India’s ASTROSAT completes five successful years of mapping stars

Published: September 29, 2020

The ASTROSAT was the first multi-wavelength satellite launched by Indian Space Research Organization (ISRO). It was launched on September 28, 2015. It has now completed five years of successful imaging of celestial objects.

Highlights

The ASTROSAT explored stars, star clusters and mapped large and small galaxies of Milky Way galaxy called “Magellanic Clouds”. The Magellanic Clouds are energetic phenomenon such as Gamma-ray bursts, supernovae, active galactic nuclei.

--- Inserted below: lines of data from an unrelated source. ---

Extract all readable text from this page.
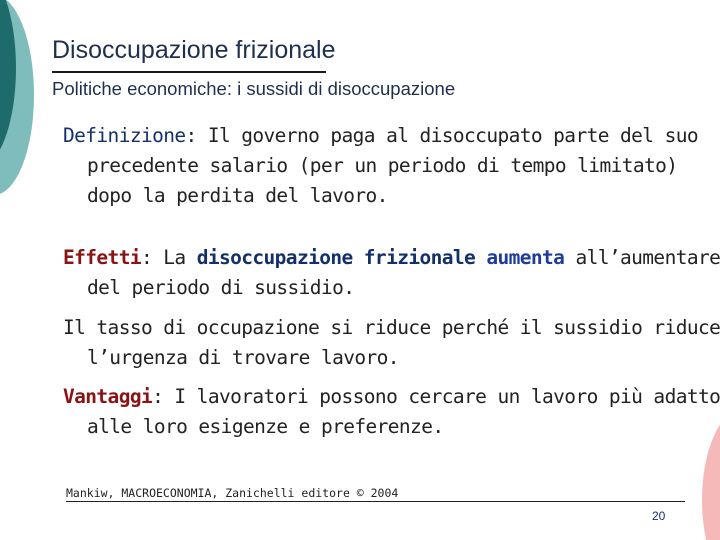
Disoccupazione frizionale
Politiche economiche: i sussidi di disoccupazione
Definizione: Il governo paga al disoccupato parte del suo precedente salario (per un periodo di tempo limitato) dopo la perdita del lavoro.
Effetti: La disoccupazione frizionale aumenta all’aumentare del periodo di sussidio.
Il tasso di occupazione si riduce perché il sussidio riduce l’urgenza di trovare lavoro.
Vantaggi: I lavoratori possono cercare un lavoro più adatto alle loro esigenze e preferenze.
Mankiw, MACROECONOMIA, Zanichelli editore © 2004
20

In simple terms, they are called Satellite Galaxies of Milky Way.

The resolution of ASTROSAT is three times better than the resolution of NASA Mission, GALEX.

ASTROSAT

With the success of ASTROSAT, India has become one of the exclusive club of nations to have space-based observatories. The other countries that have space observatories are USA, Japan, European Space Agency, Russia and Japan. The satellite aims to provide high energy processes in binary star systems that contain black holes and neutron stars.

ASTROSAT was the first dedicated Indian Mission that studied celestial sources in X-ray, UV and optical spectral bands simultaneously with its five UV Telescopes and X-ray telescopes. The ground command and control centre of ASTROSAT is located in ISRO Telemetry Tracking and Command Network (ISTRAC), Bangalore

ISTRAC

The ground stations of ISTRAC are located in Bangalore, Hyderabad, Port Blair, Thiruvananthapuram, Sriharikota and Lucknow.

GALEX

GALEX is Galaxy Evolution Explorer. It was launched by NASA in 2003 and it operated till 2012. The mission was to observe hundreds of thousands of galaxies. It aimed to determine the distance of each galaxy from the earth. It also found the rate at which star formation occurs in each galaxy.

ASTROSAT 2

It is the successor of the one launched in 2015. The operation time of ASTROSAT-1 was five years and is ending in 2020. No steps have been taken towards ASTROSAT-2, but a proposal has been made by ISRO.